NHS England's decision shows the commissioning body has listened to the sector's concerns, says PSNC head of NHS services Alastair Buxton

NHS England has shelved plans to prevent pharmacies from anonymously reporting patient safety incidents until dispensing errors are decriminalised, PSNC has announced.
 

As part of the 2014-15 funding settlement announced in September, PSNC and NHS England agreed that pharmacists should include the name of their pharmacy when submitting an incident report to the National Reporting and Learning System (NRLS).

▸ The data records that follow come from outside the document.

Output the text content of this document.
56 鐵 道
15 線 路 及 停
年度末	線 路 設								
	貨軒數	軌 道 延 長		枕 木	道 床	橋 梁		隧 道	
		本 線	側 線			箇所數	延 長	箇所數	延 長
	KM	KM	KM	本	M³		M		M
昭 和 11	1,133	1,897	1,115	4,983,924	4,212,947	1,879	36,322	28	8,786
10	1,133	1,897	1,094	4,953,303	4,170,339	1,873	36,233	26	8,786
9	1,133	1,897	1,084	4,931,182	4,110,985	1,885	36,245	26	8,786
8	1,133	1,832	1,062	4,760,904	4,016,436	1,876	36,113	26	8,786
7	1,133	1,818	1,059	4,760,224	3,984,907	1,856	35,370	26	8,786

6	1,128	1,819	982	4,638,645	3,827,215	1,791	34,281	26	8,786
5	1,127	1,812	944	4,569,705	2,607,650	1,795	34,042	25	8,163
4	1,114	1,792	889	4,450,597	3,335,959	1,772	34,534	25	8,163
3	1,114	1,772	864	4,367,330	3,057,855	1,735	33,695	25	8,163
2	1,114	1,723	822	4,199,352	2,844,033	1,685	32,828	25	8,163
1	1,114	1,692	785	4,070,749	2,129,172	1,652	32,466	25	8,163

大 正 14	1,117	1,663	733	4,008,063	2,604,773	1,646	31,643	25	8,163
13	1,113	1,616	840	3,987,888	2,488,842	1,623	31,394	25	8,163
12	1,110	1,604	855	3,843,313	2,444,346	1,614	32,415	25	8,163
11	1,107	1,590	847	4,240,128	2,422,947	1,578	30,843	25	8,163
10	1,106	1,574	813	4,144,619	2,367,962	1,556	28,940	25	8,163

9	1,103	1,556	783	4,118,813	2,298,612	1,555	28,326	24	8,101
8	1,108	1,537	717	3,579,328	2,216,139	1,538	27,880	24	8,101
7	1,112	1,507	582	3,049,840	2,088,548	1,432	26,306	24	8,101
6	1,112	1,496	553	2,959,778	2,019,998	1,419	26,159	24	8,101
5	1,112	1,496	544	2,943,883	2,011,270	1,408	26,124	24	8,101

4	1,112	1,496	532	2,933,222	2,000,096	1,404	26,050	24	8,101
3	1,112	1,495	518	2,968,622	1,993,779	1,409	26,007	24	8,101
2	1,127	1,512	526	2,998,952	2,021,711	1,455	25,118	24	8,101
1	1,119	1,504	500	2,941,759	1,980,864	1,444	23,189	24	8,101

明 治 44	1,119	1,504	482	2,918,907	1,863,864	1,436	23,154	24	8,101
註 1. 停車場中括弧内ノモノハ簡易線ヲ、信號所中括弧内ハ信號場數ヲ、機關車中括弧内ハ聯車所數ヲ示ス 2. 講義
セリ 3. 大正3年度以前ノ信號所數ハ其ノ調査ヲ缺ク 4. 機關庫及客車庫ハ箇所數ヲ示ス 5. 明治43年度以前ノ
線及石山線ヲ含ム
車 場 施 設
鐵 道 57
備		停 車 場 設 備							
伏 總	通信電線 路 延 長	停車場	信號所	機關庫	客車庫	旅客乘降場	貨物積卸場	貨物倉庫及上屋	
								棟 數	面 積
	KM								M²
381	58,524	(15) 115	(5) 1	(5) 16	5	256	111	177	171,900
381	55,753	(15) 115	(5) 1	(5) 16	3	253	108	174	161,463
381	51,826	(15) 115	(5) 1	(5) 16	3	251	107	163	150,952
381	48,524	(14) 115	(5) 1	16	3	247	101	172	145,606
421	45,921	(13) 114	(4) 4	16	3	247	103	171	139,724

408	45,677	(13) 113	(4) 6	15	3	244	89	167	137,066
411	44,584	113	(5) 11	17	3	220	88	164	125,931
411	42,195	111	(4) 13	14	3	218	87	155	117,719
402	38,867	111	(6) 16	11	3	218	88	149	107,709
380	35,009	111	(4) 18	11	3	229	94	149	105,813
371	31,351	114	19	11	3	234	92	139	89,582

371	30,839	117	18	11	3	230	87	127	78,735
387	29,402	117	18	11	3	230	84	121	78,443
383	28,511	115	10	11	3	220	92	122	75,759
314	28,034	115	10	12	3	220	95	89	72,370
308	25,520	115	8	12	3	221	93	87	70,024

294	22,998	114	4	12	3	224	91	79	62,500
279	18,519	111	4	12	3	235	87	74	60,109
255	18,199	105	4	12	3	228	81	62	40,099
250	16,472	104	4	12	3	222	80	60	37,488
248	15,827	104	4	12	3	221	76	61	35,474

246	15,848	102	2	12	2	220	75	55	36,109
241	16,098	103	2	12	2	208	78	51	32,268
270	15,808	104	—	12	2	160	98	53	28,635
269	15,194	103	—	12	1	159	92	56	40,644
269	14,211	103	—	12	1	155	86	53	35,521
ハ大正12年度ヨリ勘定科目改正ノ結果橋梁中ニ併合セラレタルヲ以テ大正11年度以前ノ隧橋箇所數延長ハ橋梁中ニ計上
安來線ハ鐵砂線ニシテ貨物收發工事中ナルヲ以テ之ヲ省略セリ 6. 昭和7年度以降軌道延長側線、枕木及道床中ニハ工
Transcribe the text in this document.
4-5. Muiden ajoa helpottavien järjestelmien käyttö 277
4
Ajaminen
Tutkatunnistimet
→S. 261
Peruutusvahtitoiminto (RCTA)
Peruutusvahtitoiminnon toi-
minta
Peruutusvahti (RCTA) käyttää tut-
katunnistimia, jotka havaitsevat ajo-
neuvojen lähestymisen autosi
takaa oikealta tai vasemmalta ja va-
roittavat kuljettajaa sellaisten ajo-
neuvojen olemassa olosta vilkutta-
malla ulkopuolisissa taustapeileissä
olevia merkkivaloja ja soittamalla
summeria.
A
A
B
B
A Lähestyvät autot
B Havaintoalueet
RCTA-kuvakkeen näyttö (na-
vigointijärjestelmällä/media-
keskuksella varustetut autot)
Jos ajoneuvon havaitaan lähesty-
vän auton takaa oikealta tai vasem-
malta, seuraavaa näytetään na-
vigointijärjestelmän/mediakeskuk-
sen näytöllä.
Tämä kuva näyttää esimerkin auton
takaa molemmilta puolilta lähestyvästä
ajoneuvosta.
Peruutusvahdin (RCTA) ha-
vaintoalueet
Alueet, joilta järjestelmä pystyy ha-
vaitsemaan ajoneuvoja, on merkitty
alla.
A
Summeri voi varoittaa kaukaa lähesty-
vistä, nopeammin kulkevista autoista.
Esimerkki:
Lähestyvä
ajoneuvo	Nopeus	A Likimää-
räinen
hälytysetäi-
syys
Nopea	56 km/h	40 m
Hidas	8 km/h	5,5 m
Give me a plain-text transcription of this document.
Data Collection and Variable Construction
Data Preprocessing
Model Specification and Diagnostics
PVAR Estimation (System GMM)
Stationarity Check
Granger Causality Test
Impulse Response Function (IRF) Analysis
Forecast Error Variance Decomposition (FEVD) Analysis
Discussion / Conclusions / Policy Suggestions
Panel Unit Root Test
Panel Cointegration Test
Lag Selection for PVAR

But the negotiator announced yesterday (January 14) that the plans would be delayed until the law on dispensing errors was changed, which was not expected "before early 2016”.


NHS England had changed its mind because it wanted the pharmacy contract to be “fully supported” by law and the new reporting rules would be introduced as soon as ongoing plans to remove the criminal sanction for inadvertent dispensing errors were completed, said PSNC.


A requirement in the funding settlement for pharmacies to increase the number of safety incidents they reported to the NRLS would not be affected by the delay, said PSNC, which encouraged contractors to "review their current approach to reporting incidents".
 

Risk of prosection
 

Pharmacy leaders raised concerns last year that the new incident reporting rules could put pharmacists at risk of prosecution, and PSNC head of NHS services Alastair Buxton said yesterday that NHS England’s decision to delay the rules showed that it had “once again” listened to the sector’s concerns.


“This delay does not mean we can ignore our commitment to increasing reporting levels. We still need to ensure that pharmacy contributes towards the NHS safety culture by reporting, sharing and learning from patient safety incidents,” he added.


The board set up to review medicine law was due to launch a consultation on the decriminalisation of dispensing errors in January 2014, but in December House of Commons leader William Hague said the consultation would happen in "due course".